KU Leuven Department of Microbiology, Immunology and Transplantation, Rega Institute, Laboratory of Virology and Chemotherapy, Leuven, Belgium.
Molecular Vaccinology and Vaccine Discovery group, Leuven, Belgium.
Nat Commun. 2024 Jan 2;15(1):42. doi: 10.1038/s41467-023-44339-z.

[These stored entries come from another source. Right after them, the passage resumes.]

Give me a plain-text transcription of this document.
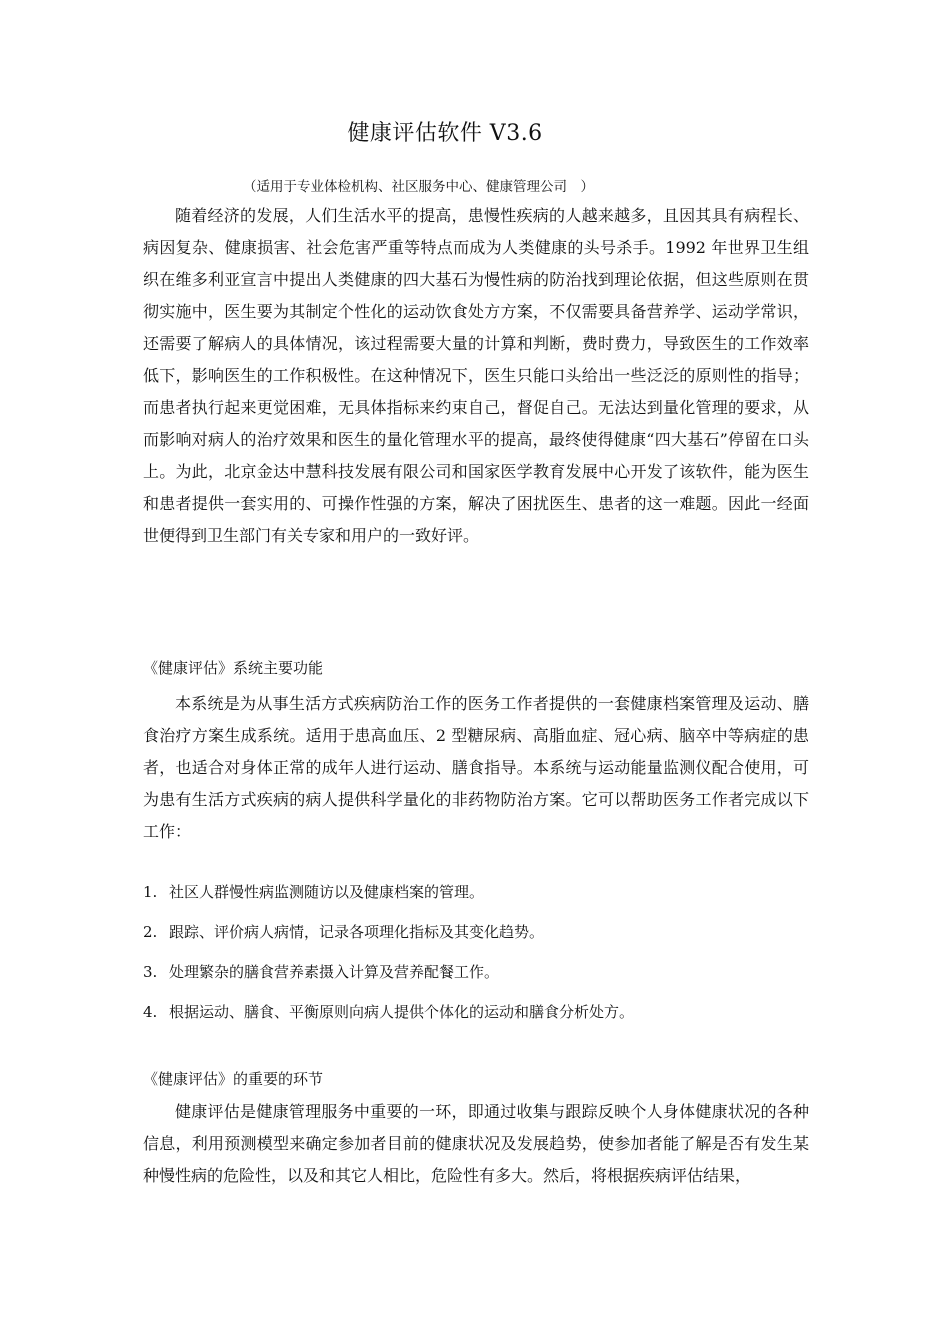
健康评估软件 V3.6
（适用于专业体检机构、社区服务中心、健康管理公司　）

随着经济的发展，人们生活水平的提高，患慢性疾病的人越来越多，且因其具有病程长、病因复杂、健康损害、社会危害严重等特点而成为人类健康的头号杀手。1992 年世界卫生组织在维多利亚宣言中提出人类健康的四大基石为慢性病的防治找到理论依据，但这些原则在贯彻实施中，医生要为其制定个性化的运动饮食处方方案，不仅需要具备营养学、运动学常识，还需要了解病人的具体情况，该过程需要大量的计算和判断，费时费力，导致医生的工作效率低下，影响医生的工作积极性。在这种情况下，医生只能口头给出一些泛泛的原则性的指导；而患者执行起来更觉困难，无具体指标来约束自己，督促自己。无法达到量化管理的要求，从而影响对病人的治疗效果和医生的量化管理水平的提高，最终使得健康“四大基石”停留在口头上。为此，北京金达中慧科技发展有限公司和国家医学教育发展中心开发了该软件，能为医生和患者提供一套实用的、可操作性强的方案，解决了困扰医生、患者的这一难题。因此一经面世便得到卫生部门有关专家和用户的一致好评。

《健康评估》系统主要功能

本系统是为从事生活方式疾病防治工作的医务工作者提供的一套健康档案管理及运动、膳食治疗方案生成系统。适用于患高血压、2 型糖尿病、高脂血症、冠心病、脑卒中等病症的患者，也适合对身体正常的成年人进行运动、膳食指导。本系统与运动能量监测仪配合使用，可为患有生活方式疾病的病人提供科学量化的非药物防治方案。它可以帮助医务工作者完成以下工作：

1. 社区人群慢性病监测随访以及健康档案的管理。
2. 跟踪、评价病人病情，记录各项理化指标及其变化趋势。
3. 处理繁杂的膳食营养素摄入计算及营养配餐工作。
4. 根据运动、膳食、平衡原则向病人提供个体化的运动和膳食分析处方。
《健康评估》的重要的环节

健康评估是健康管理服务中重要的一环，即通过收集与跟踪反映个人身体健康状况的各种信息，利用预测模型来确定参加者目前的健康状况及发展趋势，使参加者能了解是否有发生某种慢性病的危险性，以及和其它人相比，危险性有多大。然后，将根据疾病评估结果，
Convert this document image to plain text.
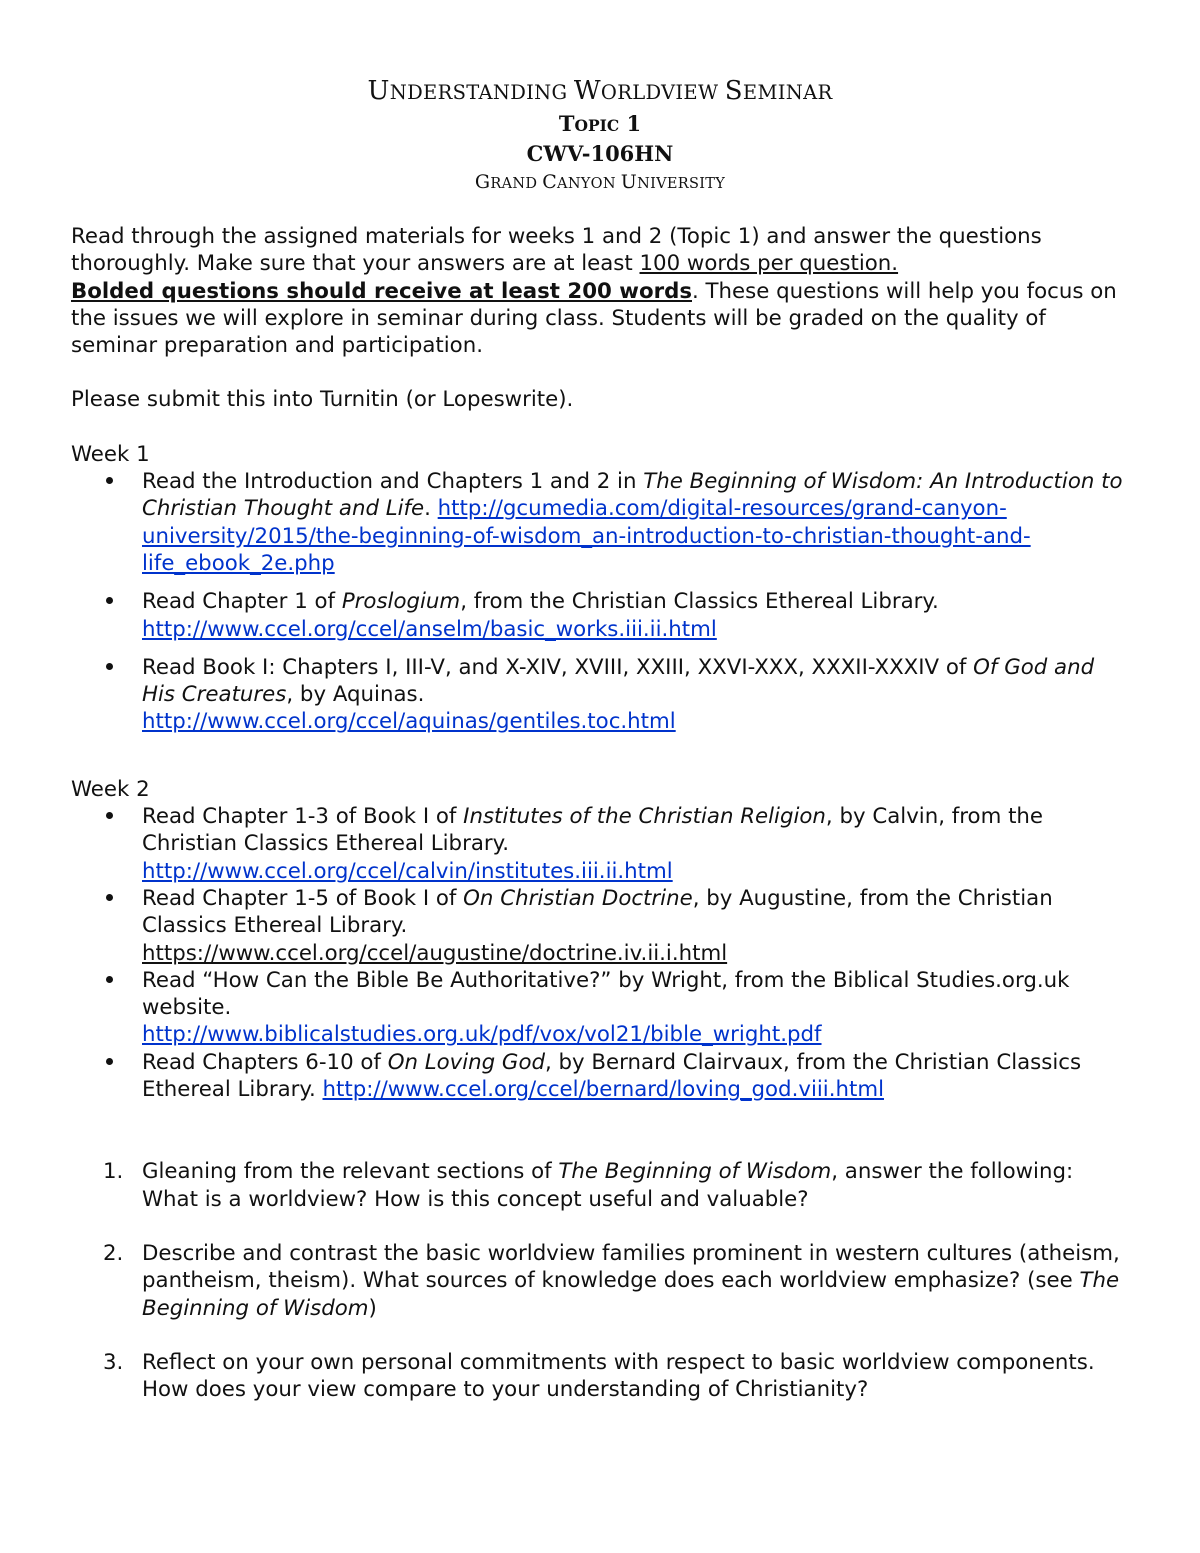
UNDERSTANDING WORLDVIEW SEMINAR
TOPIC 1
CWV-106HN
GRAND CANYON UNIVERSITY

Read through the assigned materials for weeks 1 and 2 (Topic 1) and answer the questions thoroughly. Make sure that your answers are at least 100 words per question.
Bolded questions should receive at least 200 words. These questions will help you focus on the issues we will explore in seminar during class. Students will be graded on the quality of seminar preparation and participation.

Please submit this into Turnitin (or Lopeswrite).

Week 1
Read the Introduction and Chapters 1 and 2 in The Beginning of Wisdom: An Introduction to Christian Thought and Life. http://gcumedia.com/digital-resources/grand-canyon-university/2015/the-beginning-of-wisdom_an-introduction-to-christian-thought-and-life_ebook_2e.php
Read Chapter 1 of Proslogium, from the Christian Classics Ethereal Library.
http://www.ccel.org/ccel/anselm/basic_works.iii.ii.html
Read Book I: Chapters I, III-V, and X-XIV, XVIII, XXIII, XXVI-XXX, XXXII-XXXIV of Of God and His Creatures, by Aquinas.
http://www.ccel.org/ccel/aquinas/gentiles.toc.html
Week 2
Read Chapter 1-3 of Book I of Institutes of the Christian Religion, by Calvin, from the Christian Classics Ethereal Library.
http://www.ccel.org/ccel/calvin/institutes.iii.ii.html
Read Chapter 1-5 of Book I of On Christian Doctrine, by Augustine, from the Christian Classics Ethereal Library.
https://www.ccel.org/ccel/augustine/doctrine.iv.ii.i.html
Read “How Can the Bible Be Authoritative?” by Wright, from the Biblical Studies.org.uk website.
http://www.biblicalstudies.org.uk/pdf/vox/vol21/bible_wright.pdf
Read Chapters 6-10 of On Loving God, by Bernard Clairvaux, from the Christian Classics Ethereal Library. http://www.ccel.org/ccel/bernard/loving_god.viii.html
1. Gleaning from the relevant sections of The Beginning of Wisdom, answer the following: What is a worldview? How is this concept useful and valuable?
2. Describe and contrast the basic worldview families prominent in western cultures (atheism, pantheism, theism). What sources of knowledge does each worldview emphasize? (see The Beginning of Wisdom)
3. Reflect on your own personal commitments with respect to basic worldview components. How does your view compare to your understanding of Christianity?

To curb viral epidemics and pandemics, antiviral drugs are needed with activity against entire genera or families of viruses. Here, we develop a cell-based multiplex antiviral assay for high-throughput screening against multiple viruses at once, as demonstrated by using three distantly related orthoflaviviruses: dengue, Japanese encephalitis and yellow fever virus. Each virus is tagged with a distinct fluorescent protein, enabling individual monitoring in cell culture through high-content imaging. Specific antisera and small-molecule inhibitors are employed to validate that multiplexing approach yields comparable inhibition profiles to single-virus infection assays. To facilitate downstream analysis, a kernel is developed to deconvolute and reduce the multidimensional quantitative data to three cartesian coordinates. The methodology is applicable to viruses from different families as exemplified by co-infections with chikungunya, parainfluenza and Bunyamwera viruses. The multiplex approach is expected to facilitate the discovery of broader-spectrum antivirals, as shown in a pilot screen of approximately 1200 drug-like small-molecules.
为了遏制病毒疫情和大流行,我们需要具有针对整个病毒属或病毒科的活性的抗病毒药物。在这里,我们开发了一种基于细胞的多重抗病毒测定法,可一次高通量筛选多种病毒,如使用三种远缘正粘病毒(登革热、日本脑炎和黄热病病毒)所示。每种病毒都标记有独特的荧光蛋白,通过高内涵成像在细胞培养中可单独进行监测。特异性抗血清和小分子抑制剂的使用验证了该多重方法与单病毒感染测定法产生相当的抑制谱。为了便于下游分析,开发了一个内核将多维定量数据解卷积并减少到三个笛卡尔坐标。该方法适用于不同科的病毒,如用基孔肯雅热、副流感和布尼亚韦拉病毒进行共感染的例子。如大约 1200 种类似药物的小分子的初步筛选所示,这种多重方法有望促进更广泛谱抗病毒药物的发现。